“Education is the passport to the future, for tomorrow belongs to those who prepare for today”- Malcolm X
India has more than 50% of its population below the age of 25 and more than 65% below the age of 35. It is expected that, in 2020, the average age of an Indian will be 29 years, as compared to 37 for China and 48 for Japan, by 2030. India’s literacy rate is at 74.04%. The youth literacy rate, measured within the age group of 15 to 24, is 81.1%. There are 799 Universities, 39071 colleges, and 11923 Stand Alone Institutions.
Therefore, it can be extracted from the above information that India’s growing population and increasing educational institutions have the power to mold the world. In the coming years, India will hold the power to carve its own niche in the world. Thus, I emphatically believe that India must do everything in its power to take the greatest advantage of the present situation.
If Indians are imparted vocational training and their skills are developed along with the appropriate education processes, the Indian economy can act as the work engine of the world. The newly formed Skill Development Ministry in India has already started working towards this goal.
That takes care of the skills development part and hopefully (for the country’s sake) this ministry will succeed! But what about education! Are we doing enough? The Answer is a resounding NO!
We have been boasting about our mammoth science graduate workforce; largest in the World – that’s what they say.
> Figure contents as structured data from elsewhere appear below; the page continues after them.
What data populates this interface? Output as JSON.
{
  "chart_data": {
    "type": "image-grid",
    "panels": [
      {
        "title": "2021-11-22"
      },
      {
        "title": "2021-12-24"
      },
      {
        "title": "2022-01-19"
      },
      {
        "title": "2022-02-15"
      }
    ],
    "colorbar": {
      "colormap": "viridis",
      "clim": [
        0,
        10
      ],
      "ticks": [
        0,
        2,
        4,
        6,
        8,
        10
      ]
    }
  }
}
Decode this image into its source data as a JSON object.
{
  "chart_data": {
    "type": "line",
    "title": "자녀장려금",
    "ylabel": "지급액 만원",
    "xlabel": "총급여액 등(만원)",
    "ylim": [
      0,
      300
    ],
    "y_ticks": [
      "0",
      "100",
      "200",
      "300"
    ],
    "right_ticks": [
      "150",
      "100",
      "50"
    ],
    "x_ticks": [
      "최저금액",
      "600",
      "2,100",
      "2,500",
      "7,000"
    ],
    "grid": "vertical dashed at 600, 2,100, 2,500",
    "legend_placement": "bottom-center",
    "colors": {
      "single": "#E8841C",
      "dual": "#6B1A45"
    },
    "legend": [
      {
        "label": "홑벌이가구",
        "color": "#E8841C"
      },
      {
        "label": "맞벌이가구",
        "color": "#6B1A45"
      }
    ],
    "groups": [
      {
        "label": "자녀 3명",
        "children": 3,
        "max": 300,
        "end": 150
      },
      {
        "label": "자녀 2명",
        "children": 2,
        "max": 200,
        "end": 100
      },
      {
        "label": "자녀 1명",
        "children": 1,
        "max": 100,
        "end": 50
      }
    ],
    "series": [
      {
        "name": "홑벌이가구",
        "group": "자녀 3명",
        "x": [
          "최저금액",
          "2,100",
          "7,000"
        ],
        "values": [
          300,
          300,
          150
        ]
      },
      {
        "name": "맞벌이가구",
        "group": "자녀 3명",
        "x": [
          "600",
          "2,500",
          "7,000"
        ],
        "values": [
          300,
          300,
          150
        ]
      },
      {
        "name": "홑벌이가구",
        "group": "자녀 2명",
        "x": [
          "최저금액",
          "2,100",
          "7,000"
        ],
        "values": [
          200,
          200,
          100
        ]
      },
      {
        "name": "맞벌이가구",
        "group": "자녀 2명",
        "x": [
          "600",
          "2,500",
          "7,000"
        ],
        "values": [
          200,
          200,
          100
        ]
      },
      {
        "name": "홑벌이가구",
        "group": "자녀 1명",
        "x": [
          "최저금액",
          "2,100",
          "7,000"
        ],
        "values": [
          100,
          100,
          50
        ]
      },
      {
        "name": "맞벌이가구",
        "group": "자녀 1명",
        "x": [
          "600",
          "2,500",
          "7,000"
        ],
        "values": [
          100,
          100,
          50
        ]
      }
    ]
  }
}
But, many experts have proven on innumerable occasions that there is no learning/knowledge depth in our students. I am sure many of the intellectual readers will agree with this point. I mean if you compare an IITian with any second-tier college in the US, there is a humongous difference in the students’ communication skills and overall personality. The IITian might far exceed the others on technical abilities, but that is not all that the world demands from an engineer.
Currently, the government is trying to take the right steps in this direction, but there is a long way to go. What the current situation demands, is a complete overhaul of the entire system. Studying is akin to cramming these days; rote learning still plagues our system. Students are being forced to imbibe information that may or may not be necessary for a successful career. Most of them tend to forget everything, once the exams are over. Still, year after year the same cycle continues. The best crammers are rewarded by the system. This is one of the fundamental flaws of our education system. How many of you remember your 10th-grade history?
Our testing and marking systems need to be designed to recognize students’ creative potential, problem-solving and innovative skills. The education system in India needs to be revamped in order to produce world leaders and champions, rather than manufacturing a cheap labor force for the developed nations.
We may have the highest number of engineering graduates in the world, but that certainly has not translated into noticeable technological innovation. Instead, we are busy running the call centers of the rest of the world –is that where our engineering skills end?
The goal of our new education system should be to create entrepreneurs, innovators, artists, scientists, thinkers, and writers who can establish the foundation of the knowledge-based economy, rather than the low-quality service provider nation that we are turning into.
The policymakers need to focus on improving the quality of teaching in the country. Newe institutions keep cropping up, every now and then, and they are hiring low-quality educators who are paid a pittance. This has to change.
The literacy rate in India as per the last census is 75% coming up to 80% now; this is promising when compared to the world average of 84%. Yes, we do boast about how exponentially our literacy rate has gone up; but is all of this really as good as it seems? As per the OECD countries (a group of economically and socially developed countries such as the US, UK Finland Norway etc.) the definition of literacy is: to include skills to access knowledge through technology and ability to assess complex contexts. However, in India, literacy is defined as the total percentage of the population of an area at a particular time who can read and write with understanding in any one of the 22 languages. Here the denominator is the population aged seven years or more. Do you see the stark difference?
While educating the minds of our youth, we must not forget to educate their hearts. However, if our country gets the education process wrong, the demographic dividend becomes a demographic disaster. Especially in a country like India, because the frustrated and under-educated youth population becomes prey to the blandishments of terrorism, and drugs.
There are two kinds of education-one that teaches us how to make a living and the other that teaches us how to live. India needs to focus on both.